Il 5 luglio verranno resi pubblici i risultati dell’inchiesta sull’incidente dell’Air France decollato tre anni fa da Rio de Janeiro e diretto a Parigi
Fra tre settimane, esattamente il cinque luglio, il direttore della Bea, l’autorità che sta conducendo l’inchiesta sull’incidente accaduto nella notte tra il 31 maggio e il primo giugno 2009 all’Air France 447 in volo da Rio de Janeiro verso Parigi, darà la sua versione sulle cause del disastro in cui perirono tutti i passeggeri e i membri dell’equipaggio, in tutto 238 persone. Dalle indiscrezioni, non confermate ma nemmeno smentite, viene fuori un’ipotesi (almeno per ora) che potrebbe avere delle somiglianze con l’incidente della Costa Concordia. La superficialità del capitano della nave, Francesco Schettino, non sarebbe tipicamente italiana, ma avrebbe imitatori dappertutto, in questo caso anche oltr’Alpe. Ecco quello che emergerebbe dai dati della scatola nera.
Intanto, le notizie ufficiali e verificabili, in particolare il decollo dell’aereo e ciò che è avvenuto nella cabina di pilotaggio. Quella sera del 31 maggio ai comandi c’erano il capitano Marc Dubois, 58 anni, un veterano, e i suoi due vice, David Robert, 37 anni, e Pierre Cedric Bonin, 32. Un volo di linea, normale. A meno di metà viaggio, il comandante Dubois inserì il pilota automatico e si alzò per il suo turno di riposo per andare in cabina, secondo il programma. Non passò molto tempo che l’aereo incontrò una tempesta che i due vice non evitarono come avevano fatto altri aerei che l’avevano vista segnalata sugli schermi radar. C’è da dire che i due vice erano non dei novellini, ma certamente senza grande esperienza. Le notizie sono che dopo pochi minuti i sensori della velocità smisero di funzionare, il che provocò il disinnesco del pilota automatico e la restituzione ai due vice dei comandi dell’aereo. Le cronache riferiscono che in quel momento ai comandi si trovava Pierre-Cedric Bonin, poco esperto, con appena 2900 ore di volo, il quale entrò subito in crisi: non si era mai trovato in una situazione di emergenza. Bonin alzò il muso dell’aereo ma così facendo provocò anche lo stallo dell’airbus, senza che – e questo è grave – si accorgesse dello stallo. In poche parole, sia Bonin che Robert non sapevano cosa fare, per cui chiamarono il comandante perché tornasse a riprendere i comandi.

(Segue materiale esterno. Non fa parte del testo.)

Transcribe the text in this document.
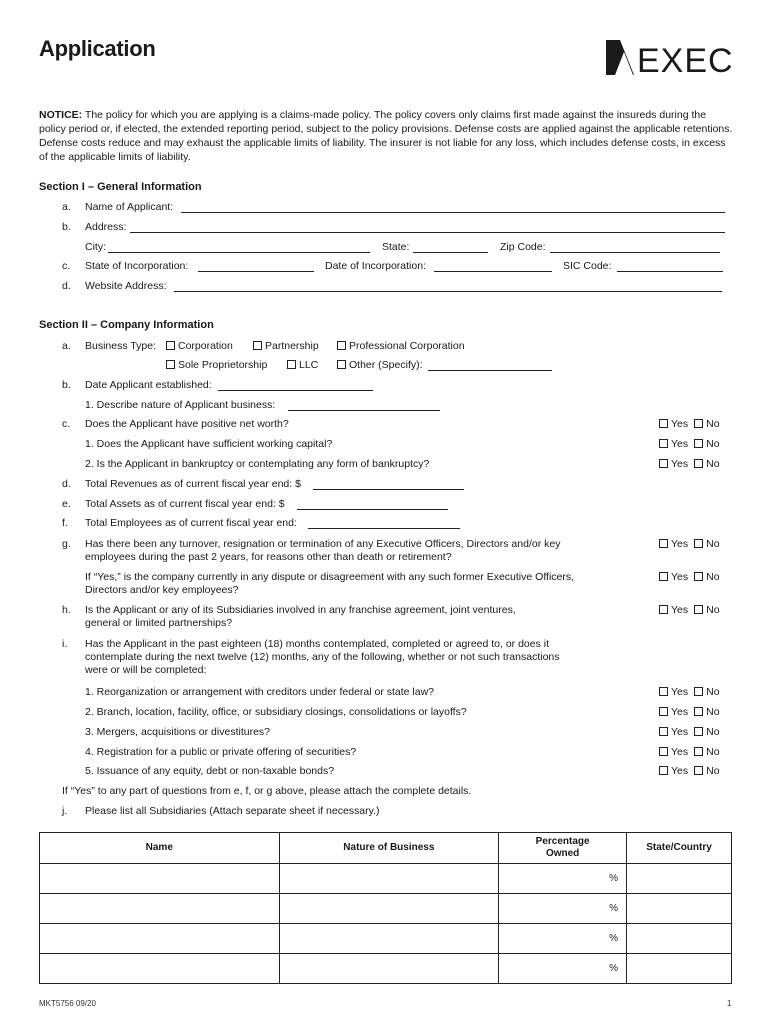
Application	EXEC
NOTICE: The policy for which you are applying is a claims-made policy. The policy covers only claims first made against the insureds during the policy period or, if elected, the extended reporting period, subject to the policy provisions. Defense costs are applied against the applicable retentions. Defense costs reduce and may exhaust the applicable limits of liability. The insurer is not liable for any loss, which includes defense costs, in excess of the applicable limits of liability.
Section I – General Information
a. Name of Applicant:
b. Address:
City:	State:	Zip Code:
c. State of Incorporation:	Date of Incorporation:	SIC Code:
d. Website Address:
Section II – Company Information
a. Business Type:	Corporation	Partnership	Professional Corporation
Sole Proprietorship	LLC	Other (Specify):
b. Date Applicant established:
1. Describe nature of Applicant business:
c. Does the Applicant have positive net worth?	Yes No
1. Does the Applicant have sufficient working capital?	Yes No
2. Is the Applicant in bankruptcy or contemplating any form of bankruptcy?	Yes No
d. Total Revenues as of current fiscal year end: $
e. Total Assets as of current fiscal year end: $
f. Total Employees as of current fiscal year end:
g. Has there been any turnover, resignation or termination of any Executive Officers, Directors and/or key employees during the past 2 years, for reasons other than death or retirement?
Yes No
If “Yes,” is the company currently in any dispute or disagreement with any such former Executive Officers, Directors and/or key employees?
Yes No
h. Is the Applicant or any of its Subsidiaries involved in any franchise agreement, joint ventures, general or limited partnerships?
Yes No
i. Has the Applicant in the past eighteen (18) months contemplated, completed or agreed to, or does it contemplate during the next twelve (12) months, any of the following, whether or not such transactions were or will be completed:
1. Reorganization or arrangement with creditors under federal or state law?	Yes No
2. Branch, location, facility, office, or subsidiary closings, consolidations or layoffs?	Yes No
3. Mergers, acquisitions or divestitures?	Yes No
4. Registration for a public or private offering of securities?	Yes No
5. Issuance of any equity, debt or non-taxable bonds?	Yes No
If “Yes” to any part of questions from e, f, or g above, please attach the complete details.
j. Please list all Subsidiaries (Attach separate sheet if necessary.)
Name	Nature of Business	Percentage Owned	State/Country
		%	
		%	
		%	
		%	
MKT5756 09/20	1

E’ a questo punto che l’incidente entrò nella sua fase molto critica. Il comandante tardò a tornare ai comandi più di un minuto e quando arrivò – e qui fanno fede le conversazioni intercorse tra di loro e registrate sulla scatola nera – chiese a Bonin cosa stesse succedendo. Il vice rispose che non lo sapeva, che c’era un problema. In quel momento l’aereo continuava ad essere in fase di stallo e precipitava pancia in giù alla velocità di 180 km all’ora. Ai passeggeri era stato detto di allacciare le cinture di sicurezza. Un minuto prima dell’impatto con l’acqua nessuno dei piloti era riuscito a bloccare la caduta e a recuperare il controllo del mezzo. L’aereo, infatti, si schiantò sull’acqua con la pancia e successe il finimondo: morirono tutti.
Ed ora torniamo al presente. Anche se le indiscrezioni vengono smentite, l’ipotesi è che il comandante Dubois nella sua cabina si trovasse con la sua amante, Véronique Gaignard, con la quale era andato a Rio. Si spiega così il ritardo con cui era tornato nella cabina di pilotaggio dopo essere stato chiamato dai due vice. L’ipotesi, in realtà, è più che un’ipotesi, anche se il direttore della Bea minimizza dicendo che non s’indaga sulla vita privata di Dubois, ma sulle cause che hanno provocato l’incidente. E’ probabile, però, che se il comandante fosse tornato subito, avrebbe potuto rimettere l’aereo sulla sua traiettoria. Marc Dubois come Schettino, dunque, o, per meglio dire, Schettino come Dubois: la superficialità, quando si tratta di aerei o di navi (e non solo) non è quasi mai senza gravi conseguenze.